Understanding Single Sign-On (SSO): Why It Is Needed and How It Works

Single Sign-On (SSO) means that after a user logs in once in an environment where many systems coexist, the user does not need to log in again to each of the other trusted systems.

SSO is heavily used in large websites; for example, Alibaba’s ecosystem includes dozens of subsystems, and requiring a separate login for each would overwhelm users and complicate the authentication logic of every subsystem.

Origin of SSO

1. Early monolithic web applications packaged as a single WAR file running on Tomcat stored the logged‑in user’s information in a session , generated a sessionId , and placed it in a cookie that the browser returned on subsequent requests.

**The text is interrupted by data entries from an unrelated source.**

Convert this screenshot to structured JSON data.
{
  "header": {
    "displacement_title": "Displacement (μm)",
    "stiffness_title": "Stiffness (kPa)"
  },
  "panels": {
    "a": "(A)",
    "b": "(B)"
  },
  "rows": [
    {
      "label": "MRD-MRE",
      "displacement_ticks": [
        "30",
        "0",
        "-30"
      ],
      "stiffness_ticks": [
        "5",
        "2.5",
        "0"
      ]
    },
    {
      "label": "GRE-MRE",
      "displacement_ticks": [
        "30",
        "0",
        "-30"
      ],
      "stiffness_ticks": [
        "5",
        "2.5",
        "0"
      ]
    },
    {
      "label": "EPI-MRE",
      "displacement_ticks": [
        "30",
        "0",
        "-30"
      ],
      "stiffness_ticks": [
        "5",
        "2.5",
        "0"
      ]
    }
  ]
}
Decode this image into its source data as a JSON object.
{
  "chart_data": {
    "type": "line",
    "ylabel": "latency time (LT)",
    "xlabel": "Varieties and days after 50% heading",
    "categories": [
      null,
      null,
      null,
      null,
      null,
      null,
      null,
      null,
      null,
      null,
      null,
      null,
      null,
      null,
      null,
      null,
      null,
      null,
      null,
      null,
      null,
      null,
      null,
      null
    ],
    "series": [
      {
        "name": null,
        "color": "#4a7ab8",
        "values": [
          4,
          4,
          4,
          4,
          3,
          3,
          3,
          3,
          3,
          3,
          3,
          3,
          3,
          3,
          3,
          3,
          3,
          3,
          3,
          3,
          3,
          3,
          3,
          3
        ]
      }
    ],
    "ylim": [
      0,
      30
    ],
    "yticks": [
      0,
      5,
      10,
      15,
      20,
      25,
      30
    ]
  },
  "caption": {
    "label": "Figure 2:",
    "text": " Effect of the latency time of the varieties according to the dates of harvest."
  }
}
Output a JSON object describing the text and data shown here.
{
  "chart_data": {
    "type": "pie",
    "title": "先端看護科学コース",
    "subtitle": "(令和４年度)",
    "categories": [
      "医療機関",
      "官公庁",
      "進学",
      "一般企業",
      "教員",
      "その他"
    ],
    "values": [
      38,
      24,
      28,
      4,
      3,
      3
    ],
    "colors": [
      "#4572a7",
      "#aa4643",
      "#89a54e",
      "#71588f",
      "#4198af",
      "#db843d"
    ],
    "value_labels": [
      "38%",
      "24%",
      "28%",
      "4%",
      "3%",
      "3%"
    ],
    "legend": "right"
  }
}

When applications were scaled to a distributed cluster (multiple Tomcat instances behind Nginx), each server created its own sessionId . A user logged in on server A could not be recognized on server B, forcing repeated logins and causing session loss when the original session timed out. This inconsistency drove the need for a shared authentication mechanism.

Implementation Methods

1. Same‑domain SSO

When all systems share the same top‑level domain, a login at sso.example.com can set a cookie whose domain is .example.com . All subdomains such as blog.example.com and video.example.com can then read the cookie and consider the user authenticated. This approach is simple but only works within a single primary domain.

2. Cross‑domain SSO

For different primary domains, a dedicated SSO authentication center is deployed (e.g., CAS – Central Authentication Service). All login, logout, user‑info, and status requests are directed to the SSO system, which maintains the user’s session and issues tokens that trusted applications can validate. This architecture supports cross‑domain scenarios and offers better extensibility.

Open‑source projects such as CAS implement the central authentication service model.

Overall, SSO solves the problem of requiring users to authenticate only once while allowing multiple trusted applications to share that authentication state.